Une expérience en or

Malgré la douleur de la défaite, Leylah est apparue relativement sereine devant les journalistes, un peu passé minuit. Elle voyait le verre à moitié plein.

«Je suis heureuse d’avoir eu la chance de vivre l’expérience de jouer devant une foule partisane, des gradins remplis. J’ai apprécié passer du temps avec ma famille et mes amis que je n’avais pas vus depuis longtemps. J’ai revu des endroits où j’ai grandi, et ça m’a rappelé des souvenirs», a-t-elle commenté.
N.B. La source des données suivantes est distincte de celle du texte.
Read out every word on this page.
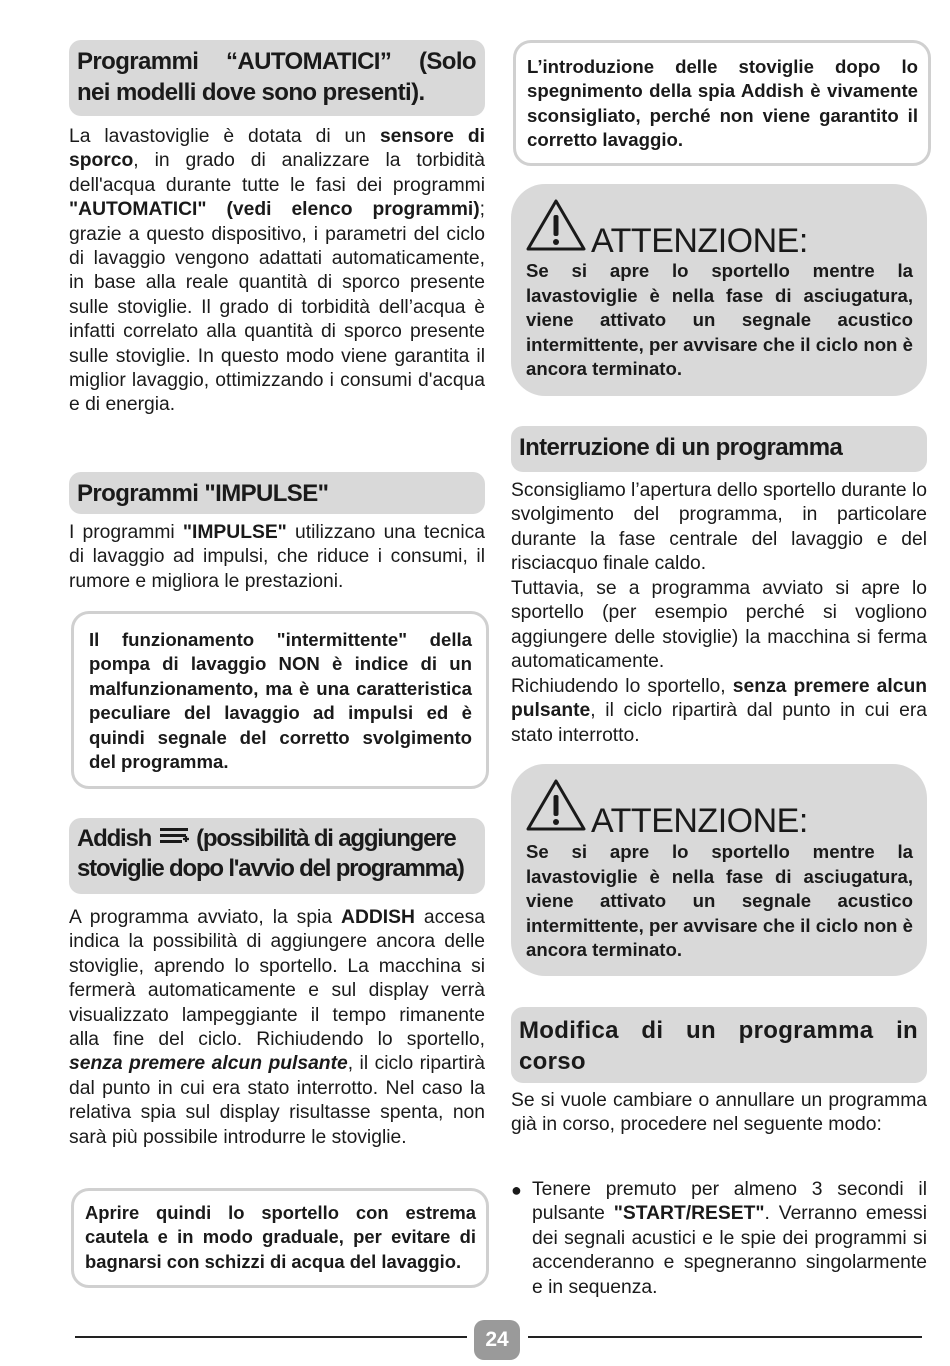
Programmi “AUTOMATICI” (Solo
nei modelli dove sono presenti).

La lavastoviglie è dotata di un sensore di sporco, in grado di analizzare la torbidità dell'acqua durante tutte le fasi dei programmi "AUTOMATICI" (vedi elenco programmi); grazie a questo dispositivo, i parametri del ciclo di lavaggio vengono adattati automaticamente, in base alla reale quantità di sporco presente sulle stoviglie. Il grado di torbidità dell’acqua è infatti correlato alla quantità di sporco presente sulle stoviglie. In questo modo viene garantita il miglior lavaggio, ottimizzando i consumi d'acqua e di energia.

Programmi "IMPULSE"

I programmi "IMPULSE" utilizzano una tecnica di lavaggio ad impulsi, che riduce i consumi, il rumore e migliora le prestazioni.

Il funzionamento "intermittente" della pompa di lavaggio NON è indice di un malfunzionamento, ma è una caratteristica peculiare del lavaggio ad impulsi ed è quindi segnale del corretto svolgimento del programma.
Addish (possibilità di aggiungere
stoviglie dopo l'avvio del programma)

A programma avviato, la spia ADDISH accesa indica la possibilità di aggiungere ancora delle stoviglie, aprendo lo sportello. La macchina si fermerà automaticamente e sul display verrà visualizzato lampeggiante il tempo rimanente alla fine del ciclo. Richiudendo lo sportello, senza premere alcun pulsante, il ciclo ripartirà dal punto in cui era stato interrotto. Nel caso la relativa spia sul display risultasse spenta, non sarà più possibile introdurre le stoviglie.

Aprire quindi lo sportello con estrema cautela e in modo graduale, per evitare di bagnarsi con schizzi di acqua del lavaggio.
L’introduzione delle stoviglie dopo lo spegnimento della spia Addish è vivamente sconsigliato, perché non viene garantito il corretto lavaggio.
ATTENZIONE:
Se si apre lo sportello mentre la lavastoviglie è nella fase di asciugatura, viene attivato un segnale acustico intermittente, per avvisare che il ciclo non è ancora terminato.
Interruzione di un programma

Sconsigliamo l’apertura dello sportello durante lo svolgimento del programma, in particolare durante la fase centrale del lavaggio e del risciacquo finale caldo.

Tuttavia, se a programma avviato si apre lo sportello (per esempio perché si vogliono aggiungere delle stoviglie) la macchina si ferma automaticamente.

Richiudendo lo sportello, senza premere alcun pulsante, il ciclo ripartirà dal punto in cui era stato interrotto.

ATTENZIONE:
Se si apre lo sportello mentre la lavastoviglie è nella fase di asciugatura, viene attivato un segnale acustico intermittente, per avvisare che il ciclo non è ancora terminato.
Modifica di un programma in
corso

Se si vuole cambiare o annullare un programma già in corso, procedere nel seguente modo:

● Tenere premuto per almeno 3 secondi il pulsante "START/RESET". Verranno emessi dei segnali acustici e le spie dei programmi si accenderanno e spegneranno singolarmente e in sequenza.
24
Les entraînements avec son père et sa sœur, Bianca, – qui a perdu en qualifications – resteront également gravés dans la mémoire de la petite gauchère.
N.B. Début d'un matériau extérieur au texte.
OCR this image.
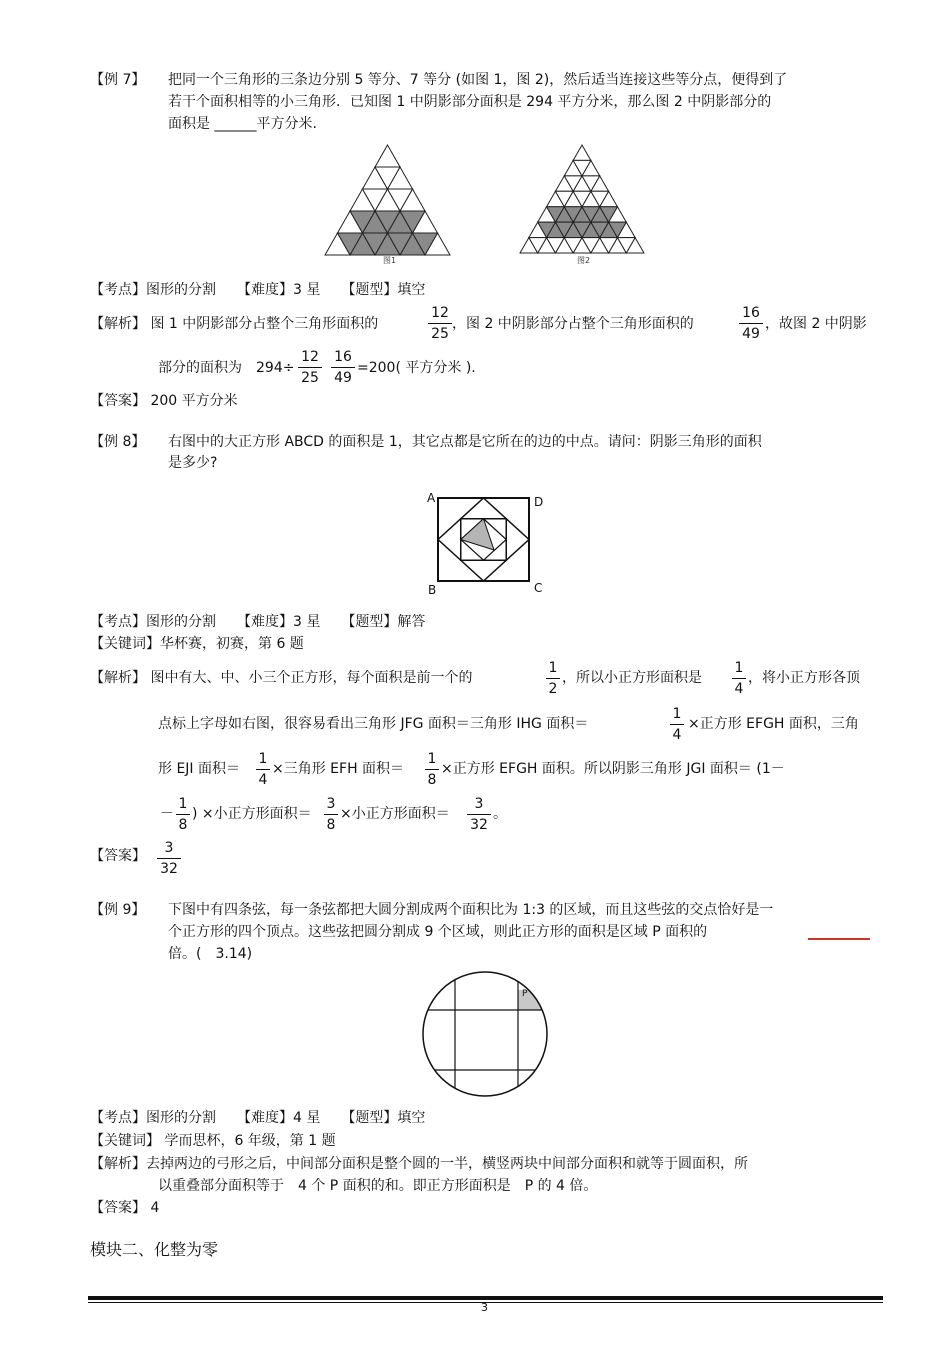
【例 7】 把同一个三角形的三条边分别 5 等分、7 等分 (如图 1，图 2)，然后适当连接这些等分点，便得到了
若干个面积相等的小三角形．已知图 1 中阴影部分面积是 294 平方分米，那么图 2 中阴影部分的
面积是 ______平方分米.
图1	图2
【考点】图形的分割　　【难度】3 星　　【题型】填空
【解析】 图 1 中阴影部分占整个三角形面积的
12
25
，图 2 中阴影部分占整个三角形面积的
16
49
，故图 2 中阴影
部分的面积为　294÷
12
25
16
49
=200( 平方分米 ).
【答案】 200 平方分米
【例 8】 右图中的大正方形 ABCD 的面积是 1，其它点都是它所在的边的中点。请问：阴影三角形的面积
是多少?
A	D
B	C
【考点】图形的分割　　【难度】3 星　　【题型】解答
【关键词】华杯赛，初赛，第 6 题
【解析】 图中有大、中、小三个正方形，每个面积是前一个的
1
2
，所以小正方形面积是
1
4
，将小正方形各顶
点标上字母如右图，很容易看出三角形 JFG 面积＝三角形 IHG 面积＝
1
4
×正方形 EFGH 面积，三角
形 EJI 面积＝
1
4
×三角形 EFH 面积＝
1
8
×正方形 EFGH 面积。所以阴影三角形 JGI 面积＝ (1－
－
1
8
) ×小正方形面积＝
3
8
×小正方形面积＝
3
32
。
【答案】	3
32
【例 9】 下图中有四条弦，每一条弦都把大圆分割成两个面积比为 1:3 的区域，而且这些弦的交点恰好是一
个正方形的四个顶点。这些弦把圆分割成 9 个区域，则此正方形的面积是区域 P 面积的
倍。(　3.14)
P
【考点】图形的分割　　【难度】4 星　　【题型】填空
【关键词】 学而思杯，6 年级，第 1 题
【解析】去掉两边的弓形之后，中间部分面积是整个圆的一半，横竖两块中间部分面积和就等于圆面积，所
以重叠部分面积等于　4 个 P 面积的和。即正方形面积是　P 的 4 倍。
【答案】 4
模块二、化整为零
3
Crédit photo : Photo Martin Chevalier

Vers Cincinnati

Maintenant que son tournoi à Montréal est terminé, Leylah n’a pas eu beaucoup de temps pour se reposer. Au lit, aux petites heures du matin, elle qui s’endort généralement tôt, elle s’apprêtait vendredi après-midi à monter dans un avion avec son père en direction de Cincinnati, où elle disputera les qualifications dès samedi, face à l’Américaine Emma Navarro, neuvième favorite de cette étape du tournoi.

«On a dû partir de Montréal assez rapidement, a admis M. Fernandez. C’est dommage, parce qu’on aurait bien aimé rester une ou deux journées de plus pour visiter les amis et partager de bons repas.»

En raison de son classement, même si elle devrait grimper autour du 70e rang mondial lundi, Leylah doit maintenant se qualifier pour disputer les tournois importants. 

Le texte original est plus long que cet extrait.